CLEVELAND -- For the Cleveland Cavaliers to close out the Boston Celtics and win the Eastern Conference Championship for the third straight season tonight, they will have to finish off the best-of-seven series on the road at TD Garden in Boston.

And despite Cleveland’s closing out eight of its last 10 playoff series with road wins, having battled the Celtics in several playoff series throughout his career, Cavaliers small forward LeBron James knows well that closing out a matchup in Boston will be anything but easy.

“The close-out game is always the hardest, and also, you're doing it, and Boston is going to make it even harder,” James said following the Cavaliers’ Game 4 win in Cleveland Tuesday night.

“We have to go in with a bunker mentality that we had in Game 1 and Game 2 to go out and do what we do, but we have to defend. We have to execute offensively. We have to have low turnovers, and we have to try to make them miss because some of those guys play a lot better at home. That's just how the game be played, but we'll play the game and we'll see what happens.”

Although playing in Boston has, at times, been difficult for James during his career, that was not the case in Games 1 and 2 of this year’s Eastern Conference Finals.

In Game 1, James led the Cavaliers to a comfortable 117-104 victory with 38 points, nine rebounds, seven assists and two steals over 42 minutes. James finished the game plus-16, the second-best margin of the game.

It was James’ seventh straight playoff game with at least 30 points. The last time that was accomplished was by Shaquille O’Neal during the 2002-2003 season.

As he did in Game 1, James was the offensive leader in Game 2, as he scored a game-high 30 points with a 12-of-18 shooting performance. James buried four of his six looks from three-point range and went eight for 12 inside the arc.

Additionally, James pulled down four rebounds, handed out seven assists, stole four passes and blocked three shots over 33 minutes. James was a plus-45 in the record-setting 130-86 victory in Boston.

“At the end of the day, you play the game that's in front of you,” James said. “We didn't take care of business in Game 3, they played well. (In Game 4), they played well again, but we were able to play well, especially in the second half, and we defended. If we defend, then we're going to always give ourselves a good chance to win.”

James said playing Boston is unique in the fact that there is a different sense of pride in the players and fans.

Unlike newer teams or organizations with less success in the postseason, the Celtics have been the most prolific playoff team in NBA history. The Celtics have won a record 17 NBA championships, and as such, their home arena is full of banners recognizing successful teams and honoring the greatest players in franchise history.

“They play with a lot of pride,” James said. “Then, you add the green on their back and this is history.
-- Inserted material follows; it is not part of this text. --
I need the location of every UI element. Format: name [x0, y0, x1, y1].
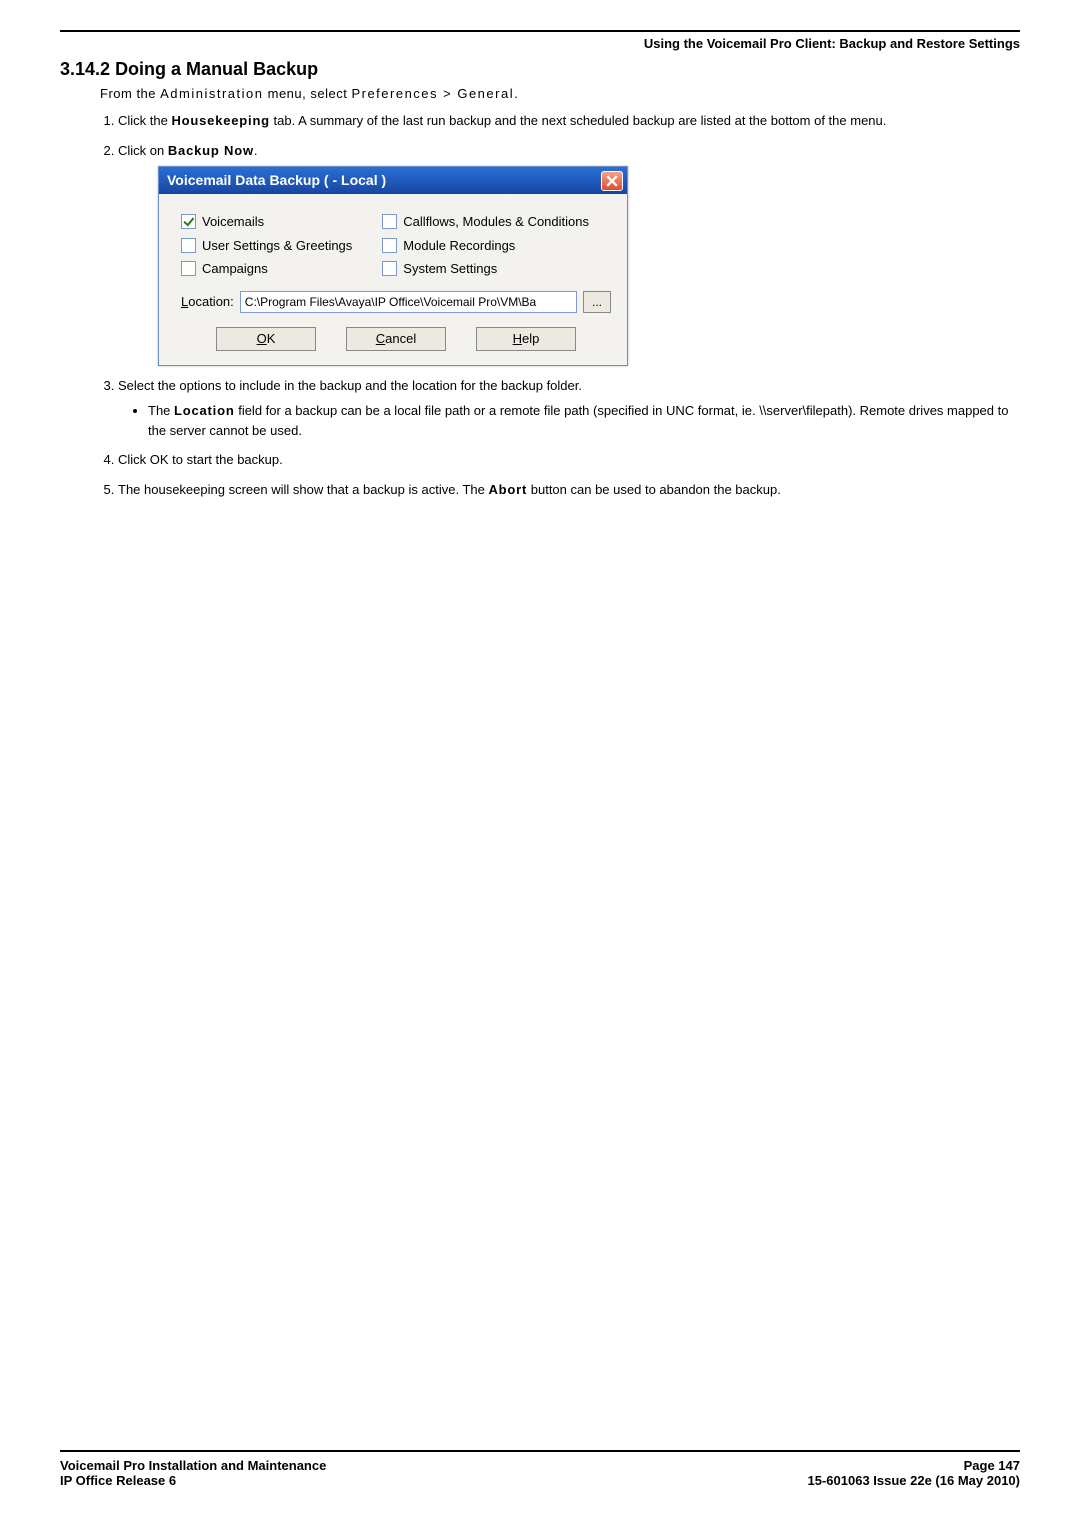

This is a franchise that you kind of no matter who’s out on the floor, you have to play for that franchise and play with pride.

“You know they're giving us everything that they have, and we're expecting it, and we want the challenge. It's the postseason. At the end of the day, you just want to win the game. It doesn't matter who you're going against or how you get the job done. You're just trying to figure it out, and I think we did that.”